Files
artifact-store/workplans/ARTIFACT-STORE-WP-0006-garbage-collection.md

125 lines
3.5 KiB
Markdown

---
id: ARTIFACT-STORE-WP-0006
type: workplan
title: "Garbage Collection And Reference Counting"
repo: artifact-store
domain: stack
status: done
owner: codex
topic_slug: stack
planning_priority: high
planning_order: 6
created: "2026-05-16"
updated: "2026-05-16"
state_hub_workstream_id: "ccef72e9-a160-45c0-9952-c64be7c8cfa4"
---
# ARTIFACT-STORE-WP-0006: Garbage Collection And Reference Counting
## Purpose
Turn WP-0003 deletion eligibility into actual byte reclamation while
preserving auditability and global content-addressed deduplication.
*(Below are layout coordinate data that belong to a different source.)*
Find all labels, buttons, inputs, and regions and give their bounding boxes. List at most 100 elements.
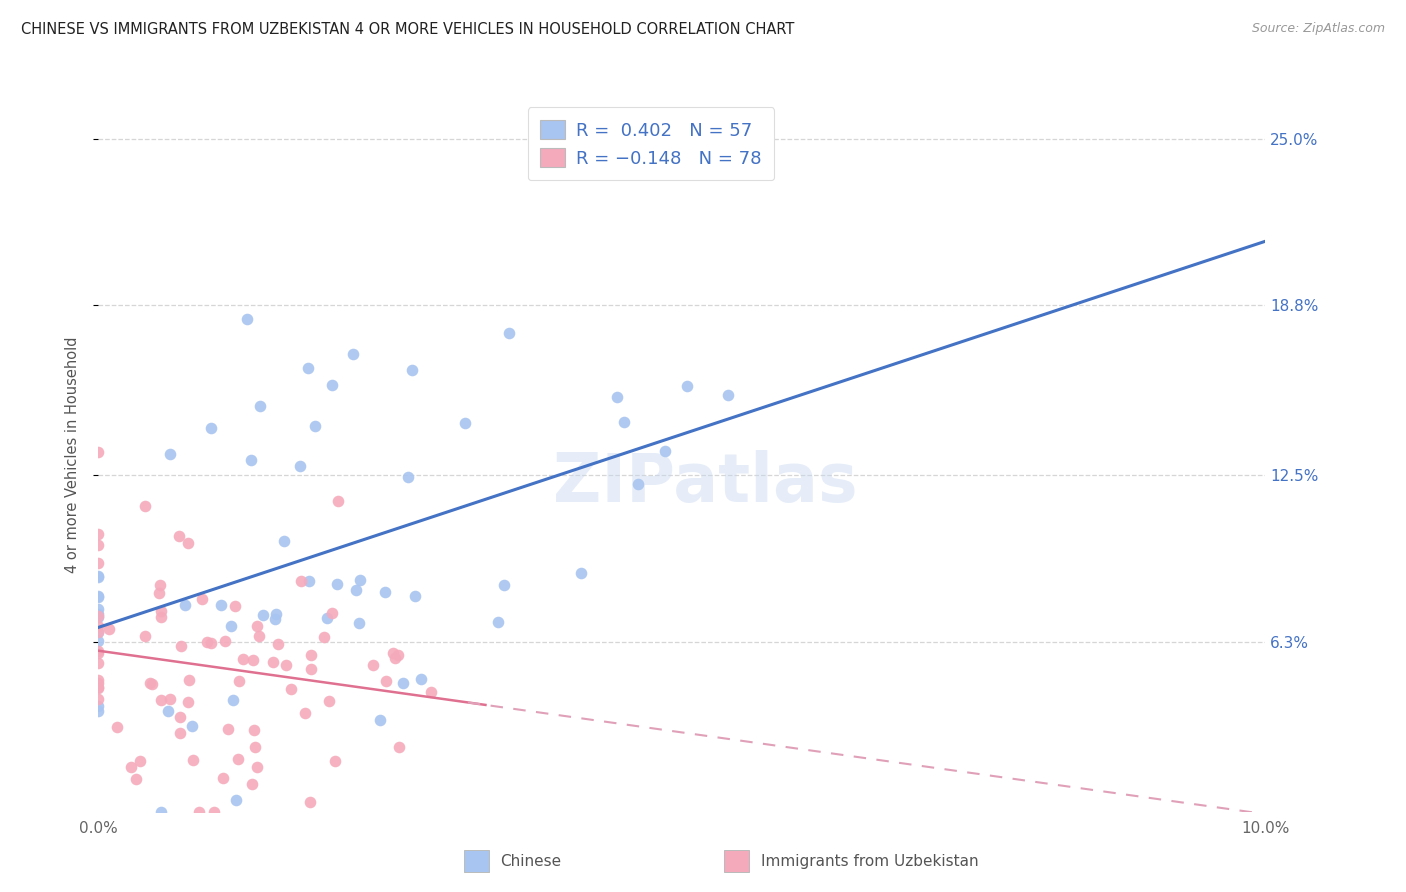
Point bbox=[148, 586, 170, 600]
Point bbox=[318, 694, 340, 708]
Point bbox=[246, 760, 269, 774]
Point bbox=[87, 676, 110, 690]
Point bbox=[87, 602, 110, 616]
Point bbox=[200, 421, 222, 435]
Point bbox=[363, 658, 385, 673]
Point bbox=[125, 772, 148, 787]
Point bbox=[409, 673, 432, 687]
Point bbox=[321, 378, 343, 392]
Point bbox=[454, 416, 477, 430]
Point bbox=[177, 535, 200, 549]
Point bbox=[654, 444, 676, 458]
Point bbox=[98, 622, 121, 636]
Text: Source: ZipAtlas.com: Source: ZipAtlas.com bbox=[1251, 22, 1385, 36]
Point bbox=[169, 710, 191, 724]
Point bbox=[87, 557, 110, 571]
Point bbox=[387, 648, 409, 662]
Point bbox=[150, 693, 173, 707]
Point bbox=[87, 625, 110, 640]
Point bbox=[245, 739, 267, 754]
Point bbox=[349, 574, 371, 588]
Point bbox=[202, 805, 225, 819]
Point bbox=[398, 469, 420, 483]
Point bbox=[87, 680, 110, 694]
Point bbox=[404, 589, 426, 603]
Point bbox=[224, 599, 246, 613]
Point bbox=[87, 698, 110, 713]
Point bbox=[325, 754, 347, 768]
Point bbox=[87, 609, 110, 624]
Point bbox=[141, 677, 163, 691]
Point bbox=[87, 609, 110, 624]
Point bbox=[326, 577, 349, 591]
Point bbox=[242, 723, 264, 738]
Point bbox=[87, 538, 110, 552]
Point bbox=[87, 569, 110, 583]
Text: ZIPatlas: ZIPatlas bbox=[553, 450, 858, 516]
Point bbox=[228, 674, 250, 689]
Point bbox=[159, 447, 181, 461]
Point bbox=[613, 415, 636, 429]
Point bbox=[717, 388, 740, 402]
Point bbox=[195, 635, 218, 649]
Point bbox=[494, 578, 516, 592]
Point bbox=[169, 725, 191, 739]
Point bbox=[180, 719, 202, 733]
Point bbox=[226, 752, 249, 766]
Point bbox=[298, 795, 321, 809]
Point bbox=[290, 574, 312, 588]
Point bbox=[392, 675, 415, 690]
Point bbox=[87, 681, 110, 695]
Point bbox=[368, 713, 391, 727]
Point bbox=[214, 634, 236, 648]
Point bbox=[149, 578, 172, 592]
Point bbox=[374, 584, 396, 599]
Point bbox=[627, 477, 650, 491]
Point bbox=[246, 619, 269, 633]
Text: Chinese: Chinese bbox=[501, 854, 561, 869]
Point bbox=[312, 630, 335, 644]
Point bbox=[87, 589, 110, 603]
Point bbox=[347, 615, 370, 630]
Point bbox=[299, 662, 322, 676]
Point bbox=[401, 363, 423, 377]
Point bbox=[280, 681, 302, 696]
Point bbox=[87, 633, 110, 648]
Point bbox=[263, 612, 285, 626]
Point bbox=[87, 445, 110, 459]
Point bbox=[177, 673, 200, 687]
Point bbox=[217, 722, 239, 736]
Point bbox=[87, 692, 110, 706]
Point bbox=[212, 771, 235, 785]
Point bbox=[276, 658, 298, 673]
Point bbox=[219, 619, 242, 633]
Point bbox=[87, 526, 110, 541]
Point bbox=[298, 574, 321, 588]
Point bbox=[149, 610, 172, 624]
Point bbox=[236, 312, 259, 326]
Point bbox=[87, 643, 110, 657]
Point bbox=[200, 636, 222, 650]
Point bbox=[239, 453, 262, 467]
Text: Immigrants from Uzbekistan: Immigrants from Uzbekistan bbox=[761, 854, 979, 869]
Point bbox=[321, 606, 343, 620]
Point bbox=[134, 499, 156, 513]
Point bbox=[177, 695, 200, 709]
Point bbox=[211, 598, 233, 612]
Point bbox=[266, 607, 288, 621]
Point bbox=[384, 651, 406, 665]
Point bbox=[87, 656, 110, 670]
Point bbox=[190, 592, 212, 607]
Point bbox=[87, 570, 110, 584]
Point bbox=[297, 361, 319, 376]
Point bbox=[173, 598, 195, 612]
Point bbox=[498, 326, 520, 340]
Point bbox=[170, 639, 193, 653]
Point bbox=[183, 753, 205, 767]
Point bbox=[120, 760, 142, 774]
Point bbox=[247, 629, 270, 643]
Y-axis label: 4 or more Vehicles in Household: 4 or more Vehicles in Household bbox=[65, 336, 80, 574]
Point bbox=[571, 566, 593, 581]
Point bbox=[225, 793, 247, 807]
Point bbox=[342, 347, 364, 361]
GC
must never delete bytes still referenced by a non-deleted storage
location.
## Constraints
- ADR-0001: content-addressed storage with global deduplication.
- ADR-0002: event log is the source of truth; materialised views are
replayable.
- ADR-0004: byte deletion goes through the data plane, not through
registry-specific backend code.
- WP-0003 deletion eligibility and retention holds are the policy gate.
## Prerequisites
- WP-0001 through WP-0003 done.
- WP-0004 backend SPI delete exists for all configured backends.
## D6.1 - Reference-Counted GC Planner
```task
id: ARTIFACT-STORE-WP-0006-T001
status: done
priority: high
state_hub_task_id: "438ed392-0f07-46cb-a6f5-88ce57b33fce"
```
Acceptance:
- GC selects only packages whose `retention_state.eligible_for_deletion`
is true and `active_hold_id` is null.
- It computes references by `(backend_id, content_address)` across all
non-deleted storage locations.
- It releases an eligible package's storage locations without deleting
bytes that are still referenced elsewhere.
## D6.2 - Byte Deletion And Audit Events
```task
id: ARTIFACT-STORE-WP-0006-T002
status: done
priority: high
state_hub_task_id: "8f512753-c402-480a-8517-990fccf09295"
```
Acceptance:
- When the eligible package set owns the final reference to a content
address, GC calls `DataPlane.delete_object`.
- GC emits replayable audit events for every released storage location,
including whether the physical object was deleted or retained due to
remaining references.
- Replay marks released storage locations as `deleted` and packages as
`garbage_collected` once every storage location for that package is
deleted.
## D6.3 - Operator Command And Docs
```task
id: ARTIFACT-STORE-WP-0006-T003
status: done
priority: medium
state_hub_task_id: "a36dce56-f87b-431a-b875-fc567593ddd3"
```
Acceptance:
- `artifactstore retention gc` runs one GC pass and prints a JSON
summary.
- `docs/OPERATOR.md` documents the safe sequence:
`artifactstore retention sweep` then `artifactstore retention gc`.
- The command is idempotent: running it again after a clean pass does
not delete or rewrite anything.
## D6.4 - Verification Tests
```task
id: ARTIFACT-STORE-WP-0006-T004
status: done
priority: high
state_hub_task_id: "b2a2d94f-bc5a-47ca-b540-920d94bff06e"
```
Acceptance:
- Tests cover unique-object deletion, shared-object reference retention,
hold-protected packages, idempotent reruns, replay, and CLI output.
- Full `pytest`, `ruff`, and `mypy` pass.
## Verification
- Focused tests: `tests/integration/test_garbage_collection.py` and
`tests/integration/test_cli_commands.py` passed.
- `ruff check .` passed.
- `mypy src tests` passed.
## Success criteria
- Expired, unheld packages can be reclaimed without losing bytes still
referenced by retained packages.
- The event log explains every logical release and physical delete.
- A replayed database reconstructs the same `deleted` storage-location
state and `garbage_collected` package status.